C. B. Macpherson habla del «individualismo posesivo» que lo impregna casi todo. Cada uno busca su bienestar, seguridad o placer. Lo que no le afecta le tiene sin cuidado. L. Lies llega a afirmar que el “soltero”, libre de obligaciones y dependencias, representa cada vez más el ideal de libertad y autonomía del hombre moderno.
Detrás de todos los datos y sondeos parece apuntar una realidad aterradora. El ser humano está perdiendo capacidad de sentir y de expresar amor. No acierta a sentir solicitud, cuidado y responsabilidad por otros seres humanos que no caigan dentro de sus intereses. Vive “enemistado” en sus cosas, en una actitud narcisista que ya Sigmund Freud consideró como un estado inferior en el desarrollo de la persona.
Sin embargo, dentro de esta sociedad individualista hay un colectivo admirable que nos recuerda también, hoy la grandeza que se encierra en el ser humano.

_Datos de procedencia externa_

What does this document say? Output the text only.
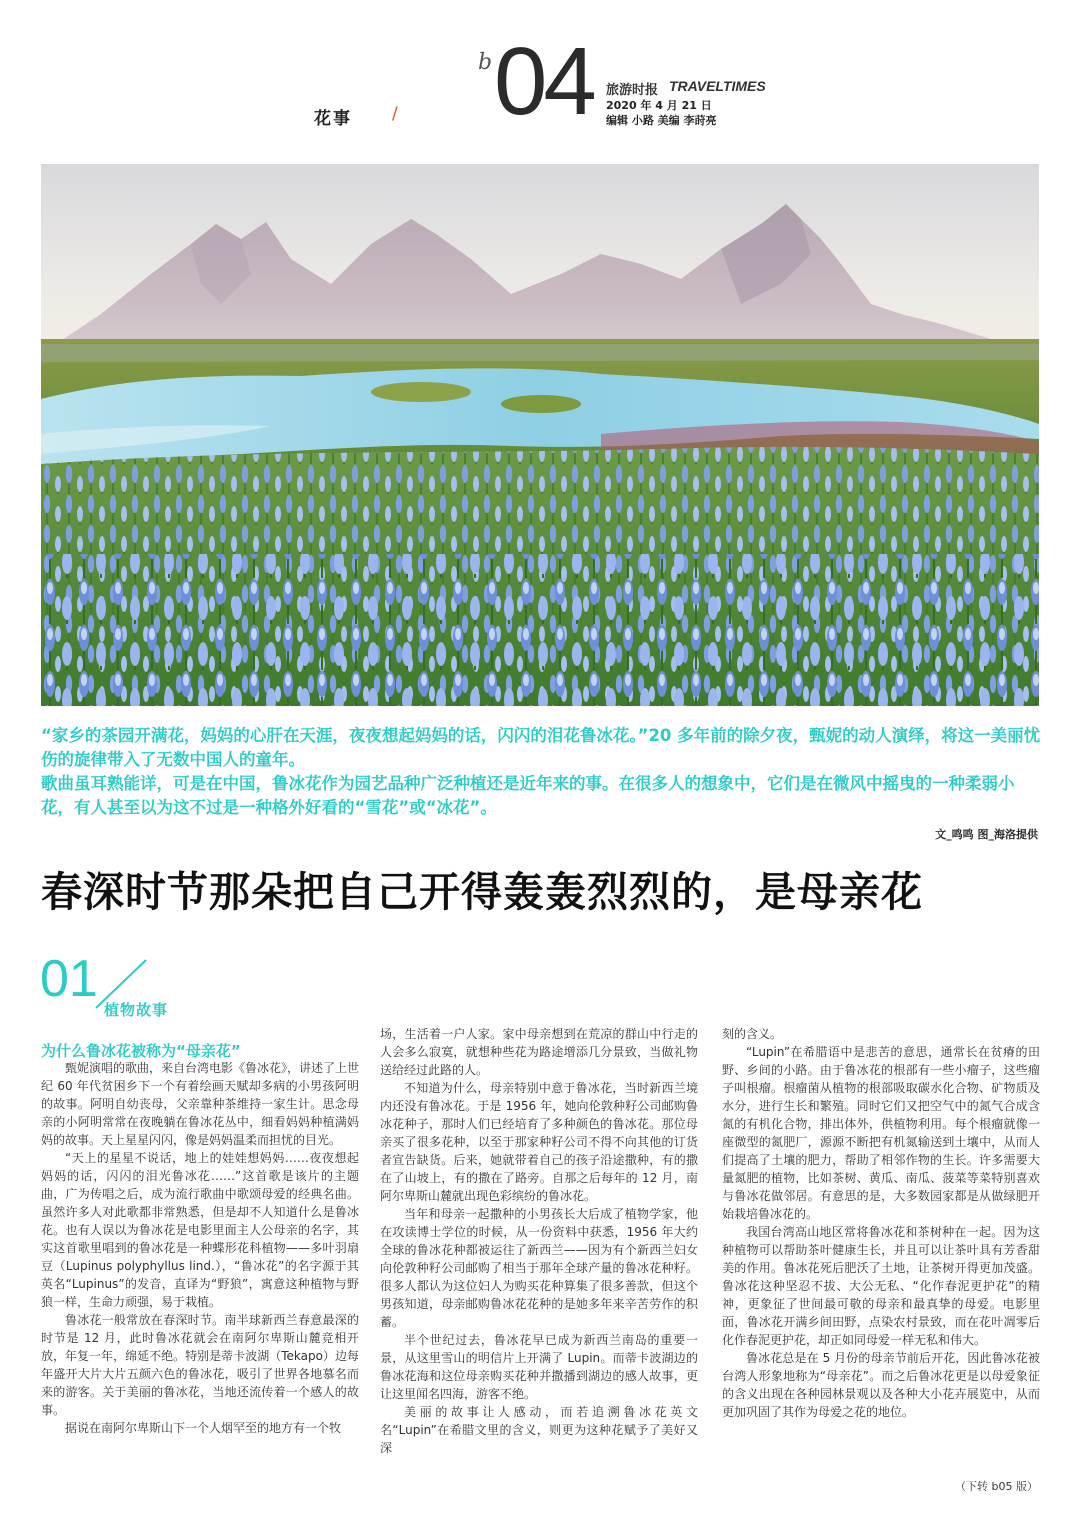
花事 /
b 04 旅游时报 TRAVELTIMES
2020 年 4 月 21 日
编辑 小路 美编 李莳亮

“家乡的茶园开满花，妈妈的心肝在天涯，夜夜想起妈妈的话，闪闪的泪花鲁冰花。”20 多年前的除夕夜，甄妮的动人演绎，将这一美丽忧伤的旋律带入了无数中国人的童年。

歌曲虽耳熟能详，可是在中国，鲁冰花作为园艺品种广泛种植还是近年来的事。在很多人的想象中，它们是在微风中摇曳的一种柔弱小花，有人甚至以为这不过是一种格外好看的“雪花”或“冰花”。

文_鸣鸣 图_海洛提供
春深时节那朵把自己开得轰轰烈烈的，是母亲花
01
植物故事
为什么鲁冰花被称为“母亲花”

甄妮演唱的歌曲，来自台湾电影《鲁冰花》，讲述了上世纪 60 年代贫困乡下一个有着绘画天赋却多病的小男孩阿明的故事。阿明自幼丧母，父亲靠种茶维持一家生计。思念母亲的小阿明常常在夜晚躺在鲁冰花丛中，细看妈妈种植满妈妈的故事。天上星星闪闪，像是妈妈温柔而担忧的目光。

“天上的星星不说话，地上的娃娃想妈妈……夜夜想起妈妈的话，闪闪的泪光鲁冰花……”这首歌是该片的主题曲，广为传唱之后，成为流行歌曲中歌颂母爱的经典名曲。虽然许多人对此歌都非常熟悉，但是却不人知道什么是鲁冰花。也有人误以为鲁冰花是电影里面主人公母亲的名字，其实这首歌里唱到的鲁冰花是一种蝶形花科植物——多叶羽扇豆（Lupinus polyphyllus lind.），“鲁冰花”的名字源于其英名“Lupinus”的发音，直译为“野狼”，寓意这种植物与野狼一样，生命力顽强，易于栽植。

鲁冰花一般常放在春深时节。南半球新西兰春意最深的时节是 12 月，此时鲁冰花就会在南阿尔卑斯山麓竞相开放，年复一年，绵延不绝。特别是蒂卡波湖（Tekapo）边每年盛开大片大片五颜六色的鲁冰花，吸引了世界各地慕名而来的游客。关于美丽的鲁冰花，当地还流传着一个感人的故事。

据说在南阿尔卑斯山下一个人烟罕至的地方有一个牧

场，生活着一户人家。家中母亲想到在荒凉的群山中行走的人会多么寂寞，就想种些花为路途增添几分景致，当做礼物送给经过此路的人。

不知道为什么，母亲特别中意于鲁冰花，当时新西兰境内还没有鲁冰花。于是 1956 年，她向伦敦种籽公司邮购鲁冰花种子，那时人们已经培育了多种颜色的鲁冰花。那位母亲买了很多花种，以至于那家种籽公司不得不向其他的订货者宣告缺货。后来，她就带着自己的孩子沿途撒种，有的撒在了山坡上，有的撒在了路旁。自那之后每年的 12 月，南阿尔卑斯山麓就出现色彩缤纷的鲁冰花。

当年和母亲一起撒种的小男孩长大后成了植物学家，他在攻读博士学位的时候，从一份资料中获悉，1956 年大约全球的鲁冰花种都被运往了新西兰——因为有个新西兰妇女向伦敦种籽公司邮购了相当于那年全球产量的鲁冰花种籽。很多人都认为这位妇人为购买花种算集了很多善款，但这个男孩知道，母亲邮购鲁冰花花种的是她多年来辛苦劳作的积蓄。

半个世纪过去，鲁冰花早已成为新西兰南岛的重要一景，从这里雪山的明信片上开满了 Lupin。而蒂卡波湖边的鲁冰花海和这位母亲购买花种并撒播到湖边的感人故事，更让这里闻名四海，游客不绝。

美丽的故事让人感动，而若追溯鲁冰花英文名“Lupin”在希腊文里的含义，则更为这种花赋予了美好又深

刻的含义。

“Lupin”在希腊语中是悲苦的意思，通常长在贫瘠的田野、乡间的小路。由于鲁冰花的根部有一些小瘤子，这些瘤子叫根瘤。根瘤菌从植物的根部吸取碳水化合物、矿物质及水分，进行生长和繁殖。同时它们又把空气中的氮气合成含氮的有机化合物，排出体外，供植物利用。每个根瘤就像一座微型的氮肥厂，源源不断把有机氮输送到土壤中，从而人们提高了土壤的肥力，帮助了相邻作物的生长。许多需要大量氮肥的植物，比如茶树、黄瓜、南瓜、菠菜等菜特别喜欢与鲁冰花做邻居。有意思的是，大多数园家都是从做绿肥开始栽培鲁冰花的。

我国台湾高山地区常将鲁冰花和茶树种在一起。因为这种植物可以帮助茶叶健康生长，并且可以让茶叶具有芳香甜美的作用。鲁冰花死后肥沃了土地，让茶树开得更加茂盛。鲁冰花这种坚忍不拔、大公无私、“化作春泥更护花”的精神，更象征了世间最可敬的母亲和最真挚的母爱。电影里面，鲁冰花开满乡间田野，点染农村景致，而在花叶凋零后化作春泥更护花，却正如同母爱一样无私和伟大。

鲁冰花总是在 5 月份的母亲节前后开花，因此鲁冰花被台湾人形象地称为“母亲花”。而之后鲁冰花更是以母爱象征的含义出现在各种园林景观以及各种大小花卉展览中，从而更加巩固了其作为母爱之花的地位。

（下转 b05 版）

Son los voluntarios. Esos hombres y mujeres que saben acercarse a los que sufren, movidos solamente por su voluntad de servir. En medio de nuestro mundo competitivo y pragmático, ellos son portadores de una “cultura de la gratuidad”.
No trabajan por ganar dinero. Su vocación es hacer el bien gratuitamente. Los podréis encontrar acompañando a jóvenes toxicómanos, cuidando a ancianos solos, atendiendo a vagabundos, escuchando a gentes desesperanzadas, protegiendo a niños semiabandonados o trabajando en diferentes servicios sociales.
No son seres vulgares, pues su trabajo está movido solo por el amor. Por eso no cualquiera puede ser un verdadero voluntario. Lo recordaba bellamente León Tolstoi con estas palabras: “Se puede talar árboles, fabricar ladrillos y forjar hierro sin amor. Pero es preciso tratar con amor a los seres humanos… Si no sientes afecto por los hombres, ocúpate en lo que sea, pero no de ellos».
Al final no se nos va a juzgar por nuestras bellas teorías, sino por el amor concreto a los necesitados. Estas son las palabras de Jesús: “Venid, benditos de mi Padre… porque tuve hambre y me disteis de comer, tuve sed y me disteis de beber”. Ahí esta la verdad ultima de nuestra vida. Sembrando humanidad estamos abriendo caminos al Reino de Dios.